# Thomas Houston's Parental Duties



## Reformed Covenanter (Nov 20, 2019)

Yesterday, I completed the four volumes of Thomas Houston's _Works: Doctrinal and Practical _(these do not include all Houston's works, as several of his books and pamphlets were not included). I had been reading them on and off for years, but the last book I read was the below-linked work on _Parental Duties _(1844).

When reading it, I found myself asking "Who is sufficient for these things?" Being a parent really is an enormous task. Nonetheless, it contains a lot of good practical help without being legalistic (a rare mix in such books). Here is a stand-alone copy of the tract in question.

The Divine Commendation of Abraham, or, Parental Duties.

Reactions: Like 1


----------



## ADKing (Nov 20, 2019)

I enjoy Houston a lot. Any hope of encouraging someone to republish these volumes?


----------



## Reformed Covenanter (Nov 20, 2019)

ADKing said:


> I enjoy Houston a lot. Any hope of encouraging someone to republish these volumes?



I suspect that would be difficult, but I wonder if it is something that Reformation Heritage Books might be interested in undertaking. I presume that the library at RPTS or maybe even at PRTS has them, which would make it easy for them to be scanned. I suspect the main problem from a sales perspective would be that Thomas Houston is perhaps not well enough known in the wider Reformed world to generate enough interest. I hope that I am completely mistaken, however. 

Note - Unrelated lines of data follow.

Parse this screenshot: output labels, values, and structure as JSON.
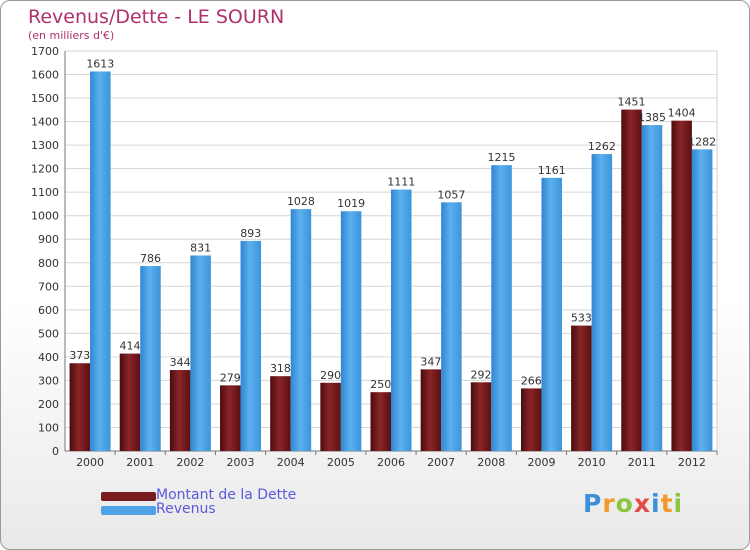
{
  "chart_data": {
    "type": "bar",
    "title": "Revenus/Dette - LE SOURN",
    "subtitle": "(en milliers d'€)",
    "categories": [
      "2000",
      "2001",
      "2002",
      "2003",
      "2004",
      "2005",
      "2006",
      "2007",
      "2008",
      "2009",
      "2010",
      "2011",
      "2012"
    ],
    "series": [
      {
        "name": "Montant de la Dette",
        "color": "#7a1b1d",
        "values": [
          373,
          414,
          344,
          279,
          318,
          290,
          250,
          347,
          292,
          266,
          533,
          1451,
          1404
        ]
      },
      {
        "name": "Revenus",
        "color": "#4ea3e6",
        "values": [
          1613,
          786,
          831,
          893,
          1028,
          1019,
          1111,
          1057,
          1215,
          1161,
          1262,
          1385,
          1282
        ]
      }
    ],
    "yticks": [
      "0",
      "100",
      "200",
      "300",
      "400",
      "500",
      "600",
      "700",
      "800",
      "900",
      "1000",
      "1100",
      "1200",
      "1300",
      "1400",
      "1500",
      "1600",
      "1700"
    ],
    "ylim": [
      0,
      1700
    ],
    "grid": true,
    "legend": "bottom-left"
  },
  "logo": {
    "text": "Proxiti",
    "letters": [
      "P",
      "r",
      "o",
      "x",
      "i",
      "t",
      "i"
    ],
    "colors": [
      "#3d8fd8",
      "#f19a27",
      "#8cc63f",
      "#e34b4b",
      "#3d8fd8",
      "#f19a27",
      "#8cc63f"
    ]
  }
}
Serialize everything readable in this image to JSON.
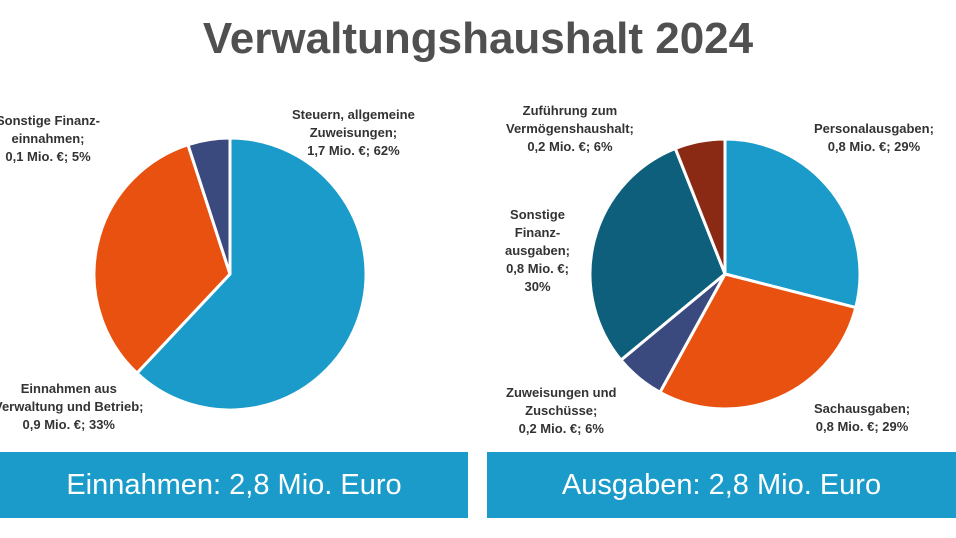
{
  "chart_data": [
    {
      "type": "pie",
      "title": "Verwaltungshaushalt 2024",
      "caption": "Einnahmen: 2,8 Mio. Euro",
      "slices": [
        {
          "label": [
            "Steuern, allgemeine",
            "Zuweisungen;",
            "1,7 Mio. €; 62%"
          ],
          "value": 1.7,
          "percent": 62,
          "color": "#1a9bc9"
        },
        {
          "label": [
            "Einnahmen aus",
            "Verwaltung und Betrieb;",
            "0,9 Mio. €; 33%"
          ],
          "value": 0.9,
          "percent": 33,
          "color": "#e8510f"
        },
        {
          "label": [
            "Sonstige Finanz-",
            "einnahmen;",
            "0,1 Mio. €; 5%"
          ],
          "value": 0.1,
          "percent": 5,
          "color": "#3b4a7e"
        }
      ]
    },
    {
      "type": "pie",
      "caption": "Ausgaben: 2,8 Mio. Euro",
      "slices": [
        {
          "label": [
            "Personalausgaben;",
            "0,8 Mio. €; 29%"
          ],
          "value": 0.8,
          "percent": 29,
          "color": "#1a9bc9"
        },
        {
          "label": [
            "Sachausgaben;",
            "0,8 Mio. €; 29%"
          ],
          "value": 0.8,
          "percent": 29,
          "color": "#e8510f"
        },
        {
          "label": [
            "Zuweisungen und",
            "Zuschüsse;",
            "0,2 Mio. €; 6%"
          ],
          "value": 0.2,
          "percent": 6,
          "color": "#3b4a7e"
        },
        {
          "label": [
            "Sonstige",
            "Finanz-",
            "ausgaben;",
            "0,8 Mio. €;",
            "30%"
          ],
          "value": 0.8,
          "percent": 30,
          "color": "#0d5f7c"
        },
        {
          "label": [
            "Zuführung zum",
            "Vermögenshaushalt;",
            "0,2 Mio. €; 6%"
          ],
          "value": 0.2,
          "percent": 6,
          "color": "#8b2a14"
        }
      ]
    }
  ]
}
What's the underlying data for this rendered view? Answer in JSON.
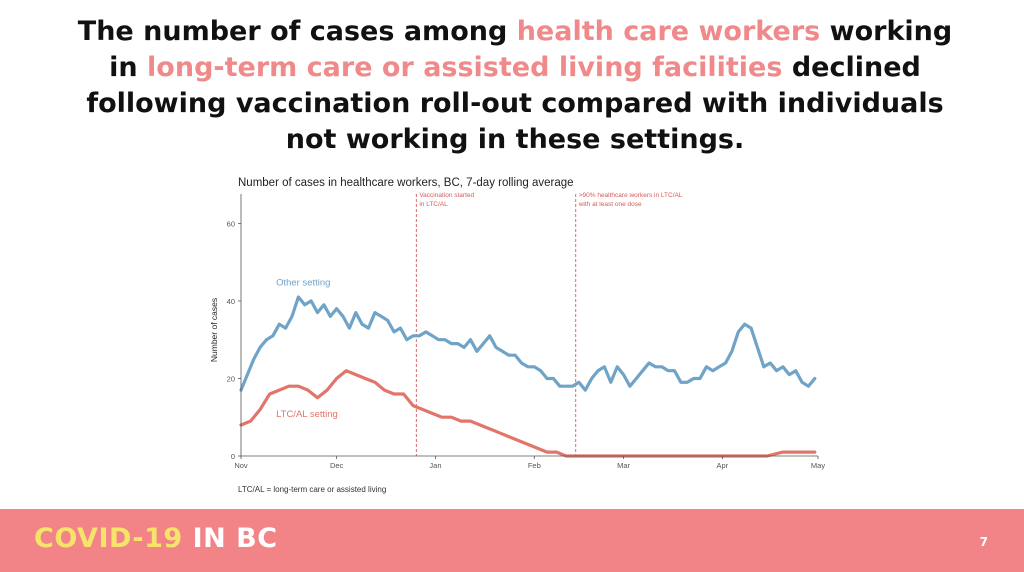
{
  "slide": {
    "title_parts": [
      {
        "text": "The number of cases among ",
        "highlight": false
      },
      {
        "text": "health care workers",
        "highlight": true
      },
      {
        "text": " working in ",
        "highlight": false
      },
      {
        "text": "long-term care or assisted living facilities",
        "highlight": true
      },
      {
        "text": " declined following vaccination roll-out compared with individuals not working in these settings.",
        "highlight": false
      }
    ],
    "highlight_color": "#f08a8a",
    "footer": {
      "brand_part1": "COVID-19",
      "brand_part2": "IN BC",
      "page_number": "7",
      "background_color": "#f28488",
      "brand_color_1": "#f6e46a",
      "brand_color_2": "#ffffff"
    }
  },
  "chart_data": {
    "type": "line",
    "title": "Number of cases in healthcare workers, BC, 7-day rolling average",
    "ylabel": "Number of cases",
    "xlabel": "",
    "ylim": [
      0,
      65
    ],
    "xlim": [
      "2020-11-01",
      "2021-05-01"
    ],
    "yticks": [
      0,
      20,
      40,
      60
    ],
    "xticks": [
      {
        "date": "2020-11-01",
        "label": "Nov"
      },
      {
        "date": "2020-12-01",
        "label": "Dec"
      },
      {
        "date": "2021-01-01",
        "label": "Jan"
      },
      {
        "date": "2021-02-01",
        "label": "Feb"
      },
      {
        "date": "2021-03-01",
        "label": "Mar"
      },
      {
        "date": "2021-04-01",
        "label": "Apr"
      },
      {
        "date": "2021-05-01",
        "label": "May"
      }
    ],
    "grid": false,
    "note": "LTC/AL = long-term care or assisted living",
    "series": [
      {
        "name": "Other setting",
        "color": "#6fa3c7",
        "label_date": "2020-11-12",
        "label_value": 44,
        "points": [
          [
            "2020-11-01",
            17
          ],
          [
            "2020-11-03",
            21
          ],
          [
            "2020-11-05",
            25
          ],
          [
            "2020-11-07",
            28
          ],
          [
            "2020-11-09",
            30
          ],
          [
            "2020-11-11",
            31
          ],
          [
            "2020-11-13",
            34
          ],
          [
            "2020-11-15",
            33
          ],
          [
            "2020-11-17",
            36
          ],
          [
            "2020-11-19",
            41
          ],
          [
            "2020-11-21",
            39
          ],
          [
            "2020-11-23",
            40
          ],
          [
            "2020-11-25",
            37
          ],
          [
            "2020-11-27",
            39
          ],
          [
            "2020-11-29",
            36
          ],
          [
            "2020-12-01",
            38
          ],
          [
            "2020-12-03",
            36
          ],
          [
            "2020-12-05",
            33
          ],
          [
            "2020-12-07",
            37
          ],
          [
            "2020-12-09",
            34
          ],
          [
            "2020-12-11",
            33
          ],
          [
            "2020-12-13",
            37
          ],
          [
            "2020-12-15",
            36
          ],
          [
            "2020-12-17",
            35
          ],
          [
            "2020-12-19",
            32
          ],
          [
            "2020-12-21",
            33
          ],
          [
            "2020-12-23",
            30
          ],
          [
            "2020-12-25",
            31
          ],
          [
            "2020-12-27",
            31
          ],
          [
            "2020-12-29",
            32
          ],
          [
            "2020-12-31",
            31
          ],
          [
            "2021-01-02",
            30
          ],
          [
            "2021-01-04",
            30
          ],
          [
            "2021-01-06",
            29
          ],
          [
            "2021-01-08",
            29
          ],
          [
            "2021-01-10",
            28
          ],
          [
            "2021-01-12",
            30
          ],
          [
            "2021-01-14",
            27
          ],
          [
            "2021-01-16",
            29
          ],
          [
            "2021-01-18",
            31
          ],
          [
            "2021-01-20",
            28
          ],
          [
            "2021-01-22",
            27
          ],
          [
            "2021-01-24",
            26
          ],
          [
            "2021-01-26",
            26
          ],
          [
            "2021-01-28",
            24
          ],
          [
            "2021-01-30",
            23
          ],
          [
            "2021-02-01",
            23
          ],
          [
            "2021-02-03",
            22
          ],
          [
            "2021-02-05",
            20
          ],
          [
            "2021-02-07",
            20
          ],
          [
            "2021-02-09",
            18
          ],
          [
            "2021-02-11",
            18
          ],
          [
            "2021-02-13",
            18
          ],
          [
            "2021-02-15",
            19
          ],
          [
            "2021-02-17",
            17
          ],
          [
            "2021-02-19",
            20
          ],
          [
            "2021-02-21",
            22
          ],
          [
            "2021-02-23",
            23
          ],
          [
            "2021-02-25",
            19
          ],
          [
            "2021-02-27",
            23
          ],
          [
            "2021-03-01",
            21
          ],
          [
            "2021-03-03",
            18
          ],
          [
            "2021-03-05",
            20
          ],
          [
            "2021-03-07",
            22
          ],
          [
            "2021-03-09",
            24
          ],
          [
            "2021-03-11",
            23
          ],
          [
            "2021-03-13",
            23
          ],
          [
            "2021-03-15",
            22
          ],
          [
            "2021-03-17",
            22
          ],
          [
            "2021-03-19",
            19
          ],
          [
            "2021-03-21",
            19
          ],
          [
            "2021-03-23",
            20
          ],
          [
            "2021-03-25",
            20
          ],
          [
            "2021-03-27",
            23
          ],
          [
            "2021-03-29",
            22
          ],
          [
            "2021-03-31",
            23
          ],
          [
            "2021-04-02",
            24
          ],
          [
            "2021-04-04",
            27
          ],
          [
            "2021-04-06",
            32
          ],
          [
            "2021-04-08",
            34
          ],
          [
            "2021-04-10",
            33
          ],
          [
            "2021-04-12",
            28
          ],
          [
            "2021-04-14",
            23
          ],
          [
            "2021-04-16",
            24
          ],
          [
            "2021-04-18",
            22
          ],
          [
            "2021-04-20",
            23
          ],
          [
            "2021-04-22",
            21
          ],
          [
            "2021-04-24",
            22
          ],
          [
            "2021-04-26",
            19
          ],
          [
            "2021-04-28",
            18
          ],
          [
            "2021-04-30",
            20
          ]
        ]
      },
      {
        "name": "LTC/AL setting",
        "color": "#e2756a",
        "label_date": "2020-11-12",
        "label_value": 10,
        "points": [
          [
            "2020-11-01",
            8
          ],
          [
            "2020-11-04",
            9
          ],
          [
            "2020-11-07",
            12
          ],
          [
            "2020-11-10",
            16
          ],
          [
            "2020-11-13",
            17
          ],
          [
            "2020-11-16",
            18
          ],
          [
            "2020-11-19",
            18
          ],
          [
            "2020-11-22",
            17
          ],
          [
            "2020-11-25",
            15
          ],
          [
            "2020-11-28",
            17
          ],
          [
            "2020-12-01",
            20
          ],
          [
            "2020-12-04",
            22
          ],
          [
            "2020-12-07",
            21
          ],
          [
            "2020-12-10",
            20
          ],
          [
            "2020-12-13",
            19
          ],
          [
            "2020-12-16",
            17
          ],
          [
            "2020-12-19",
            16
          ],
          [
            "2020-12-22",
            16
          ],
          [
            "2020-12-25",
            13
          ],
          [
            "2020-12-28",
            12
          ],
          [
            "2020-12-31",
            11
          ],
          [
            "2021-01-03",
            10
          ],
          [
            "2021-01-06",
            10
          ],
          [
            "2021-01-09",
            9
          ],
          [
            "2021-01-12",
            9
          ],
          [
            "2021-01-15",
            8
          ],
          [
            "2021-01-18",
            7
          ],
          [
            "2021-01-21",
            6
          ],
          [
            "2021-01-24",
            5
          ],
          [
            "2021-01-27",
            4
          ],
          [
            "2021-01-30",
            3
          ],
          [
            "2021-02-02",
            2
          ],
          [
            "2021-02-05",
            1
          ],
          [
            "2021-02-08",
            1
          ],
          [
            "2021-02-11",
            0
          ],
          [
            "2021-02-14",
            0
          ],
          [
            "2021-03-01",
            0
          ],
          [
            "2021-03-15",
            0
          ],
          [
            "2021-04-01",
            0
          ],
          [
            "2021-04-15",
            0
          ],
          [
            "2021-04-20",
            1
          ],
          [
            "2021-04-25",
            1
          ],
          [
            "2021-04-30",
            1
          ]
        ]
      }
    ],
    "annotations": [
      {
        "date": "2020-12-26",
        "lines": [
          "Vaccination started",
          "in LTC/AL"
        ],
        "color": "#d65a5a"
      },
      {
        "date": "2021-02-14",
        "lines": [
          ">90% healthcare workers in LTC/AL",
          "with at least one dose"
        ],
        "color": "#d65a5a"
      }
    ]
  }
}
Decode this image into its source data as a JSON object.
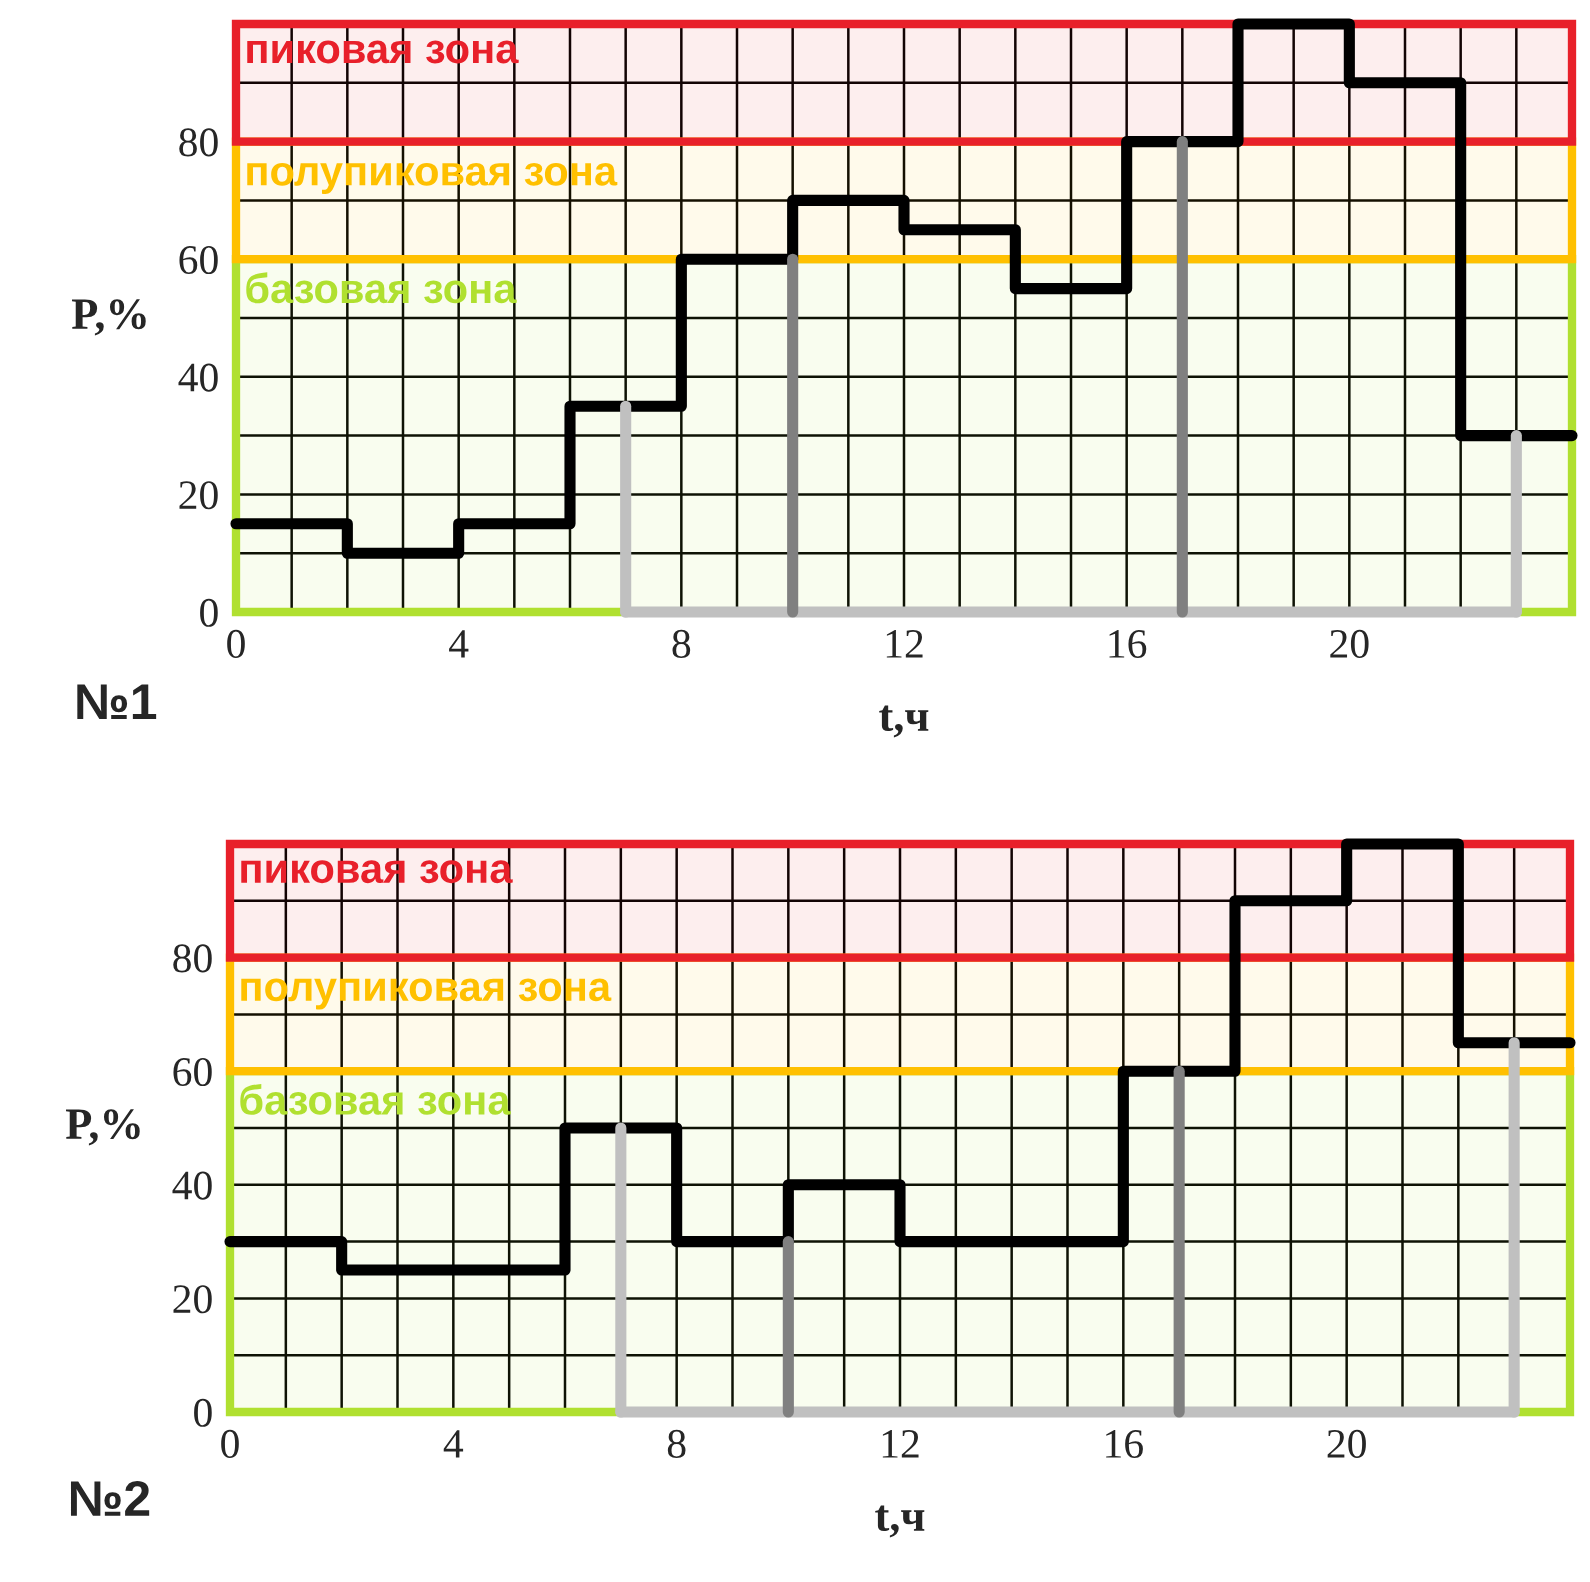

@Reformed Bookworm may have some thoughts on the matter.

Reactions: Like 1


----------



## Regi Addictissimus (Nov 20, 2019)

Houston has been on our radar. At one point in time, we were considering Houston's _A Diary of God's Dealings. _We do have his works on site. I am wrapping up a few projects and looking for the next one to undertake. Houston could be a contender.

Reactions: Edifying 1 | Funny 1


----------